Parents around the world are not interested in becoming teachers for their children, but, according to several large scale surveys, they are asking to participate in a different and more active way in the future. Perhaps the most important idea to support a powerful school is to challenge the mentality of those who work in the education sector that parents and families with fewer opportunities are neither able nor willing to help their children learn. We recognize that emerging from this global pandemic with a stronger public education system is an ambitious vision that will require financial and human resources. However, we argue that articulating that vision is essential and that, amidst the myriad of decisions that education leaders make every day, it can guide the future.

Since the dire consequences of the pandemic are those that most affect the most vulnerable young people, it is tempting to return to a global educational narrative that privileges access to school above everything else.
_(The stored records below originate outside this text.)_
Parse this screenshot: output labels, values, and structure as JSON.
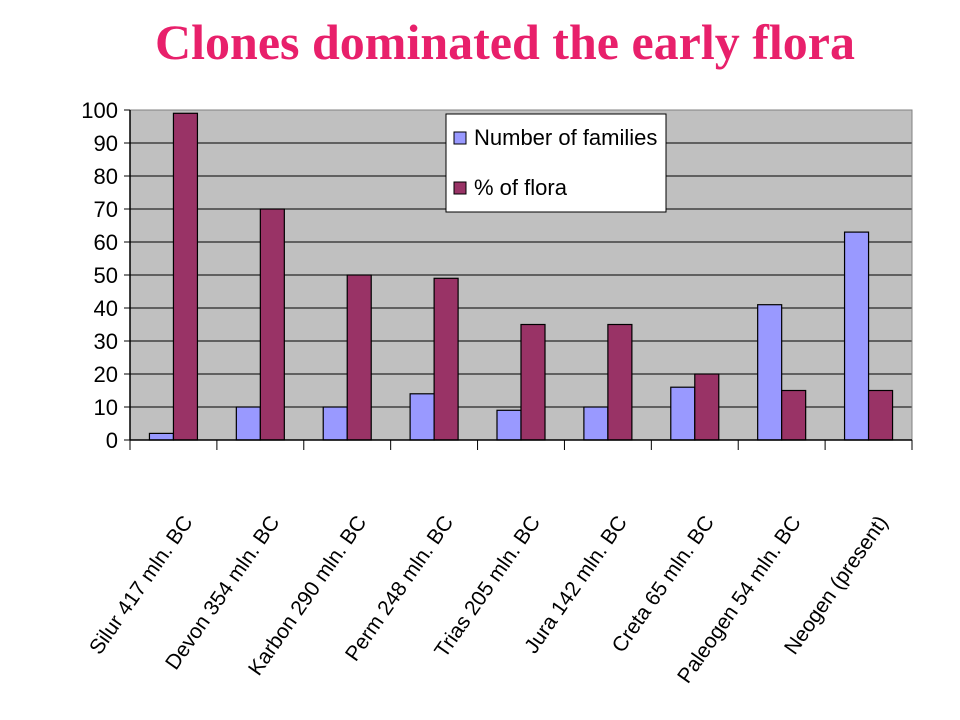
{
  "title": "Clones dominated the early flora",
  "chart_data": {
    "type": "bar",
    "categories": [
      "Silur 417 mln. BC",
      "Devon 354 mln. BC",
      "Karbon 290 mln. BC",
      "Perm 248 mln. BC",
      "Trias 205 mln. BC",
      "Jura 142 mln. BC",
      "Creta 65 mln. BC",
      "Paleogen 54 mln. BC",
      "Neogen (present)"
    ],
    "series": [
      {
        "name": "Number of families",
        "color": "#9999ff",
        "values": [
          2,
          10,
          10,
          14,
          9,
          10,
          16,
          41,
          63
        ]
      },
      {
        "name": "% of flora",
        "color": "#993366",
        "values": [
          99,
          70,
          50,
          49,
          35,
          35,
          20,
          15,
          15
        ]
      }
    ],
    "ylim": [
      0,
      100
    ],
    "yticks": [
      0,
      10,
      20,
      30,
      40,
      50,
      60,
      70,
      80,
      90,
      100
    ],
    "grid": true,
    "plot_background": "#c0c0c0",
    "legend_position": "top-center"
  }
}
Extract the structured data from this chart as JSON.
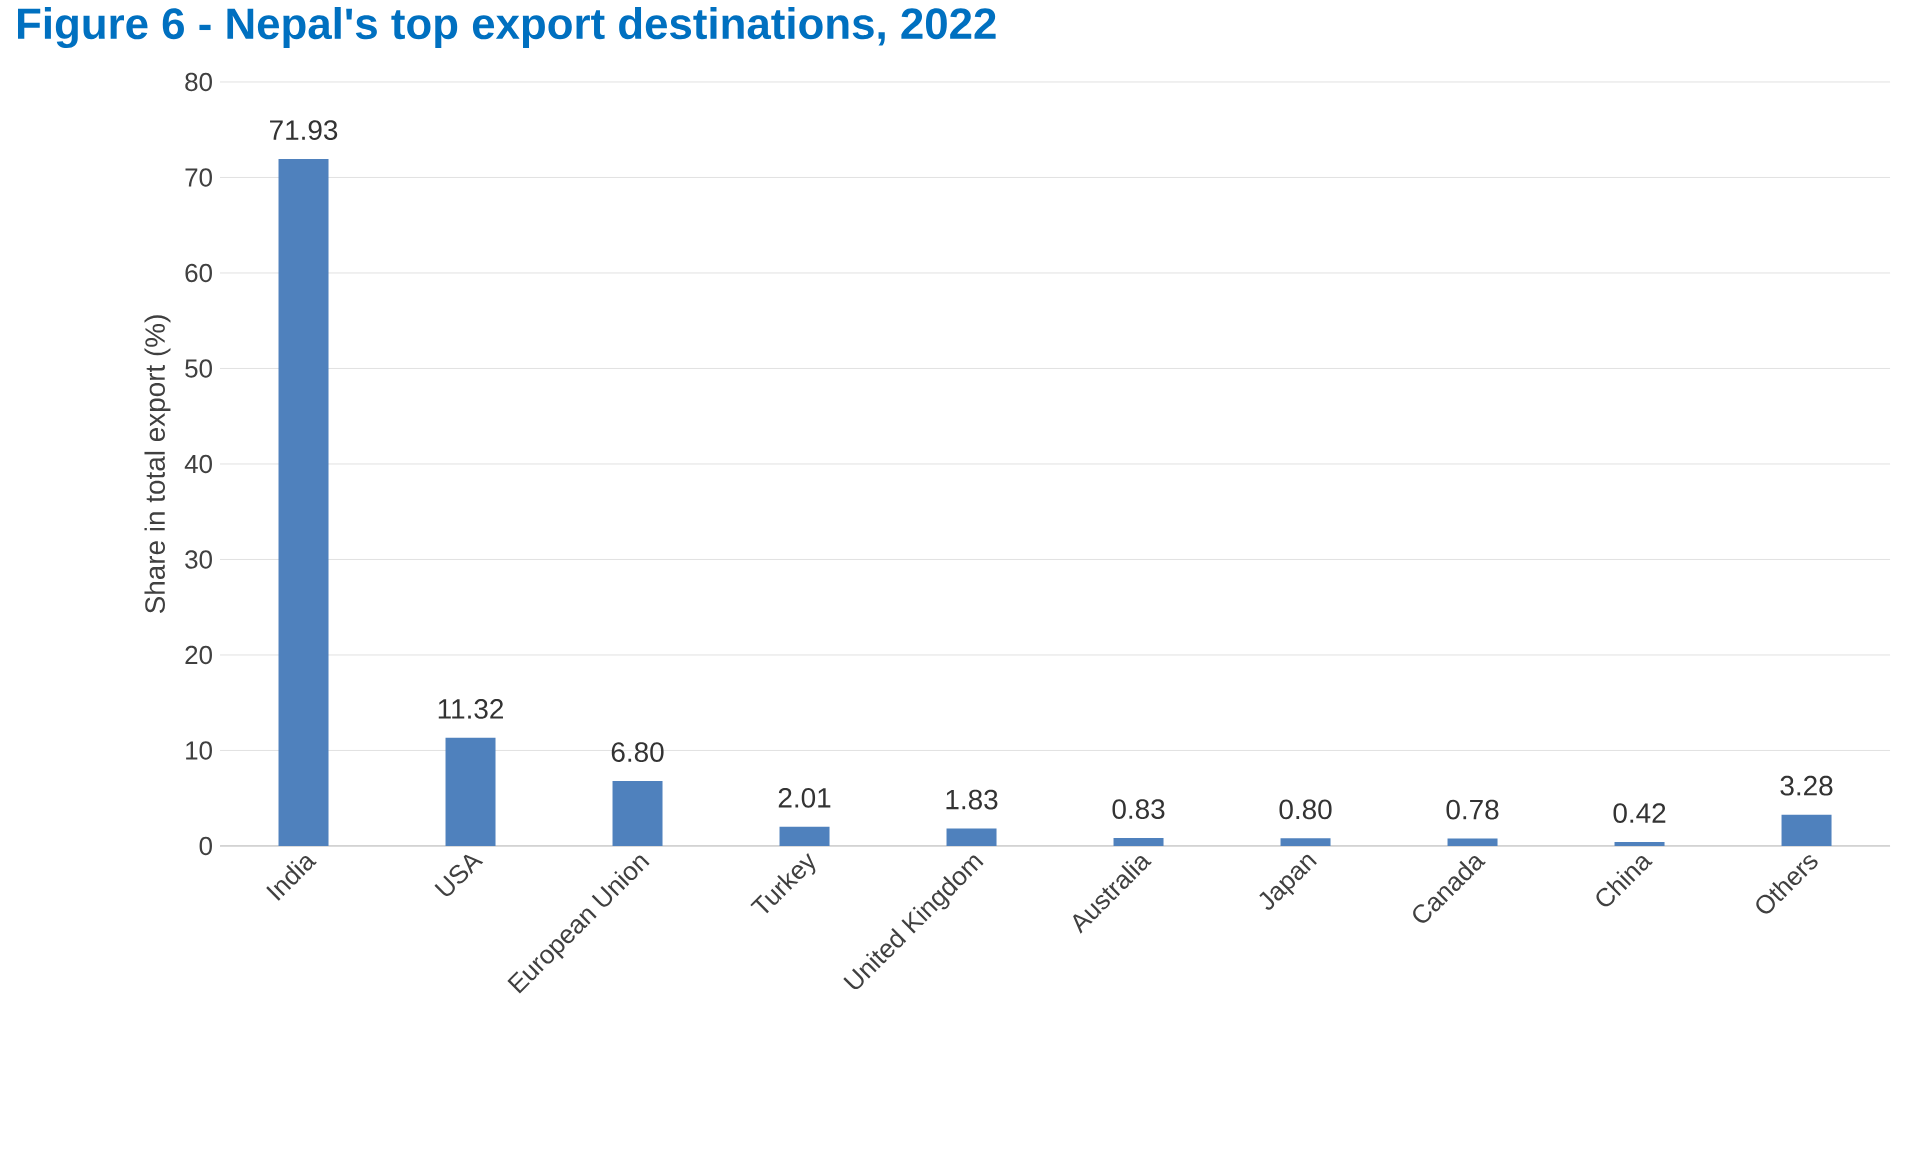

However, this would be a mistake. There are enough examples of educational innovations that provide access to relevant learning for those who enter and leave a school building to set our sights higher. What the world's children deserve is a powerful public school in every community and, in fact, it is possible if all stakeholders can work collectively to take advantage of the opportunities presented by this crisis and thus truly promote education.

Cohen, David K. Pena-Lopez, Ismael. As the demands made in relation to the theory of appropriateness establish that learning experiences depend on resources and influence outcomes, they establish a principle of “opportunity to learn” that could allow states to define a curriculum right that becomes the basis for both funding and for the review of school practices. Special programs, such as compensatory or bilingual education, will never be effective in remedying underperformance as long as these services are part of a system that, to begin with, educates minority and low-income children so poorly to begin with.

Ostrosky, PhD, is the Grayce Wicall Gauthier Professor of Education in the Department of Special Education at the University of Illinois at Urbana-Champaign. Students whose education is mainly guided by workbooks compatible with basic skills tests are at an increasing disadvantage when faced with the more challenging expectations of the new standards and the assessments that accompany them. For example, the extent to which private schools could offer a better education, the so-called “private school advantage”, has been a long-standing debate. A high school counselor, special education teacher, or virtual reality counselor can meet periodically with high school students with disabilities to provide services or monitor their progress within the framework of their educational plans.

If students with disabilities cannot find other sources of funding to pay for the evaluation or tests needed for post-secondary education, they are responsible for paying for them themselves. The increase in incarceration and its disproportionate effects on the African-American community are due to new criminal justice policies and continuing police discrimination (Miller, 199), as well as the lack of access to education. Butler, PhD, is an adjunct professor of instruction in the Department of Counseling and Special Education at DePaul University in Chicago. This strategy would take advantage of both school improvement and school equity reform, providing a basis for state legislation or litigation in cases where learning opportunities were not properly funded.